Most of the cave dwellers in the immediate area have been wiped out except for the Croods. You know, nature red in tooth and claw and all that. Grug has managed to keep his family safe because he is not only strong, but he’s cautious to the point where he forces the family to hole up in a cave and the only time they go outside is to get food, which features in a rather hilarious sequence where the Croods work together as a well-oiled survival team, from the dad on down to the toddler, to get their hands on a huge egg.
Eep, however, wants more and in true hero’s journey fashion sneaks away when she sees a strange light outside the cave. The light turns out to be a torch carried by Guy, a young man who is not only more advanced than the Croods (he knows how to make fire, for example) but warns Eep there’s soon to be a cataclysmic event that will wipe out the Croods if they don’t get their collective butts out of that cave. And thus begins the journey of the Croods as they must search for a new home.

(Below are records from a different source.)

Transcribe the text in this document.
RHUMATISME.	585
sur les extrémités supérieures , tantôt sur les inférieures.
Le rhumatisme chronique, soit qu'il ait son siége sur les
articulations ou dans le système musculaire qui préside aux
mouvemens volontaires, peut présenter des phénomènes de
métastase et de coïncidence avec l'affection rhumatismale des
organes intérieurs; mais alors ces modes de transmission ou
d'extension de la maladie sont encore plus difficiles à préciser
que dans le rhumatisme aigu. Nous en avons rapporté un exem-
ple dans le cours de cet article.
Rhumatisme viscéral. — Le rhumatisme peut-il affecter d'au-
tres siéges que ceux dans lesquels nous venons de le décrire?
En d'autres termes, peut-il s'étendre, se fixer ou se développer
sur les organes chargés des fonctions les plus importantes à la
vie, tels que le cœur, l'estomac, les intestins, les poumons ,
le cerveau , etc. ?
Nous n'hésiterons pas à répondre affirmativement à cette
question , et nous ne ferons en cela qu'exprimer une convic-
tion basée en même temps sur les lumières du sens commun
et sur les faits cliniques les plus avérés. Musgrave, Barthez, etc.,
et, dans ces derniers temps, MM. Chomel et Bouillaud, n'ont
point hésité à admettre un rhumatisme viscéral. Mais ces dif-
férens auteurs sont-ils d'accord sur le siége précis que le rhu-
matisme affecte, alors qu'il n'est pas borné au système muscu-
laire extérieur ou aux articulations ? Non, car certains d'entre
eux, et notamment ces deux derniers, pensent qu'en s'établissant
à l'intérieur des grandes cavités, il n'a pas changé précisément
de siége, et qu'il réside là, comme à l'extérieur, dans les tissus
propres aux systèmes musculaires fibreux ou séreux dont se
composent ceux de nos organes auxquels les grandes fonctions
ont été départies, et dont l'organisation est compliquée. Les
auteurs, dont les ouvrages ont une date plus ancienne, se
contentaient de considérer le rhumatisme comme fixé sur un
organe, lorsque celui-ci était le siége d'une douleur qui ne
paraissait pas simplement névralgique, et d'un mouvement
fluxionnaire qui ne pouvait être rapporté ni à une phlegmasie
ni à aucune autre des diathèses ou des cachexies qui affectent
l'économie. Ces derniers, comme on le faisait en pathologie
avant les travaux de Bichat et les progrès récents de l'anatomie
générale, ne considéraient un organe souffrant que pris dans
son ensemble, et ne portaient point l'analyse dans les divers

The voice performances were great (even Nicholas Cage was good, and I’m not normally a fan of his), the animation is gorgeous (the landscapes are quite fantastical and obviously never truly existed but are astounding to look at), the storyline moves along quite briskly (hey, the movie kept me up past midnight), and there’s a message that doesn’t necessarily hit you over the head, but does remind you of what it means to be human.
I also liked how important story-telling was to the characters. Everyone eagerly gathers round when someone is about to tell a story. Grug basically uses his stories to warn his family about dangers. Guy, however, uses storytelling to inspire and to encourage.
Here’s a quote from a review I came across by Jeff Koons.
The imagination of The Croods lies both in the mastery of animation and the spirit of humanity found within the story. The film emulates our world as it deals with the human condition and a realization that it’s not just about survival but transcendence. After emerging from the darkness of the cave, the Croods learn to face their fears, and after initial reluctance, accept the guidance of an orphan boy. The guidance allows the family to draw upon his leadership and learn from their new experiences. It’s human nature to strive for and find a greater purpose in life. As the Croods begin to grasp the power of ideas and analyze their own existence, they move from contemplating the present to the universe and beyond. As their experiences become richer, they begin to understand that there is a human responsibility, not just to one’s self and family, but to one’s community. It’s a beautiful moment of enlightenment as the family experiences this growth and evolution. I walked out of the theater feeling that my family and I could feel a greater connection to what it means to be human and to face the challenges that we confront in being part of the ongoing story.
That pretty much sums up what I felt about The Croods, and I couldn’t have said it better myself. So I didn’t 🙂
So, yep, I was very pleasantly surprised by The Croods.
I give it (drum roll please) 5 Stellar Popcorn boxes!
Oh, yeah, and it’s also up for an Oscar for Best Animated Feature against “Despicable Me 2,” “Ernest & Celestine,” “Frozen” and “The Wind Rises. I’ve not seen any of these movies yet, although I do have “Despicable Me 2” sitting on my table for future viewing.